From: Lester Zick (lesterDELzick_at_worldnet.att.net)
Date: 07/15/04


Date: Thu, 15 Jul 2004 22:03:01 GMT

On Thu, 15 Jul 2004 20:19:50 GMT, "Abakus" <abakus@ntlworld.com> in
comp.ai.philosophy wrote:

>
>"Lester Zick" <lesterDELzick@worldnet.att.net> wrote in message
>news:40f54d9f.6541670@netnews.att.net...
>> On Tue, 13 Jul 2004 20:05:49 GMT, "Abakus" <abakus@ntlworld.com> in
>> comp.ai.philosophy wrote:
>>
>> >
>> >"Lester Zick" <lesterDELzick@worldnet.att.net> wrote in message
>> >news:40f3fc31.60344270@netnews.att.net...
>> >> On Mon, 12 Jul 2004 20:08:30 +0000 (UTC), Neil W Rickert
>> >> <rickert+nn@cs.niu.edu> in comp.ai.philosophy wrote:
>> >>
>> >> >-----BEGIN PGP SIGNED MESSAGE-----
>> >> >Hash: SHA1
>> >> >
>> >> >lesterDELzick@worldnet.att.net (Lester Zick) writes:
>> >> >
>> >> >>Science has no interest in the speculative, whether metaphysical or
>> >> >>philosophical in nature.
>> >> >
>> >> >This is clearly mistaken.

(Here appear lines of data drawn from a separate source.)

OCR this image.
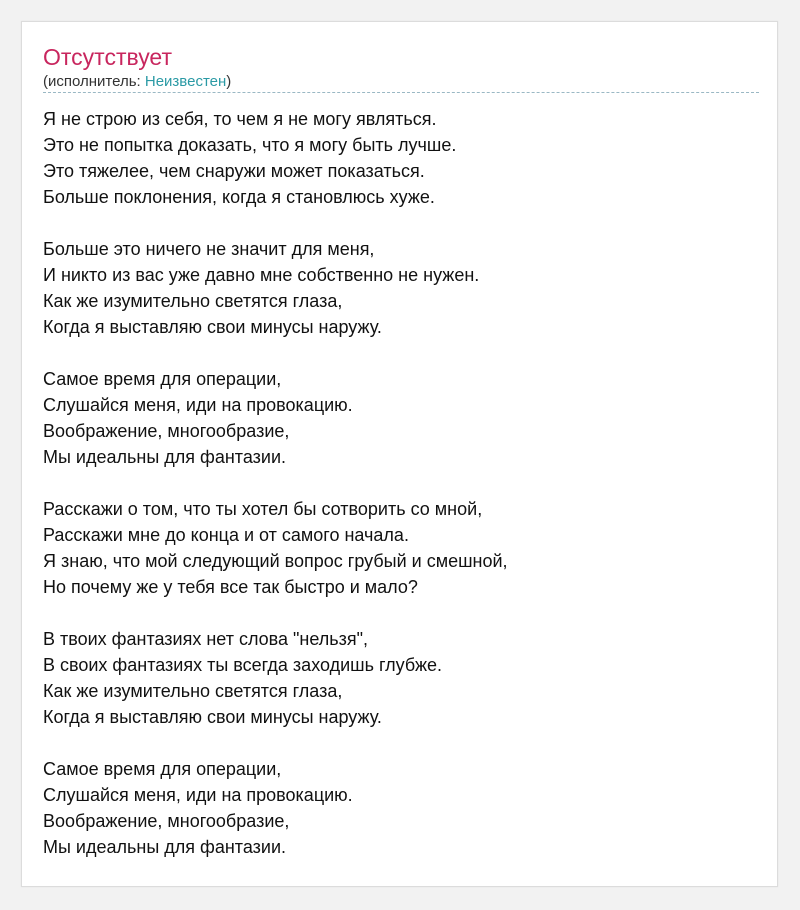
Отсутствует
(исполнитель: Неизвестен)
Я не строю из себя, то чем я не могу являться.
Это не попытка доказать, что я могу быть лучше.
Это тяжелее, чем снаружи может показаться.
Больше поклонения, когда я становлюсь хуже.
Больше это ничего не значит для меня,
И никто из вас уже давно мне собственно не нужен.
Как же изумительно светятся глаза,
Когда я выставляю свои минусы наружу.
Самое время для операции,
Слушайся меня, иди на провокацию.
Воображение, многообразие,
Мы идеальны для фантазии.
Расскажи о том, что ты хотел бы сотворить со мной,
Расскажи мне до конца и от самого начала.
Я знаю, что мой следующий вопрос грубый и смешной,
Но почему же у тебя все так быстро и мало?
В твоих фантазиях нет слова "нельзя",
В своих фантазиях ты всегда заходишь глубже.
Как же изумительно светятся глаза,
Когда я выставляю свои минусы наружу.
Самое время для операции,
Слушайся меня, иди на провокацию.
Воображение, многообразие,
Мы идеальны для фантазии.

There has long been a significant
>> >> >component of speculative theorizing within science.
>> >>
>> >> Scientists take a great deal of interest in speculative theorizing.
>> >> Science - the bottom line - does not.
>> >>
>> >> Regards - Lester
>> >
>> >This opinion seems to stem from a rather obsolete and long deceased view
>of
>> >how science operates. It is obvious to anybody who's done science that
>> >science most of the time involves a two-step process. First a certain
>> >hypothesis is concocted. Then the hypothesis is tested. The generation of
>a
>> >testable hypothesis involves a lot of speculation, imagination,
>> >inventiveness and ingenuity. It is not uncommon to see that many
>scientific
>> >papers end up by saying things along the lines of "it can be speculated
>that
>> >[...]". And this speculation on the present results tends to end up being
>> >the embryo for a hypothesis which is the basis for a following paper.
>>
>> So what? The bottom line in science is still the science and not the
>> speculation.
>
>You are not trying to understand. The speculation is an integral part of
>science.

I never said or suggested that speculation is not a necessary part of
the practice of science. And if you want to learn about the practice
of science, you have to learn about speculation. If you want to learn
about the science itself, you study validated results of speculation
and not speculation itself. You learn geometry the same way by
learning the axioms, theorems, and proofs of Euclid and Pythagoras and
not the speculations they used to arrive at their insights.

Obviously you consider the practice of science the same as science
and draw no distinction between them. If you think I'm not trying to
understand your position it's only because I see a valid distinction
between what is known and how it got to be known.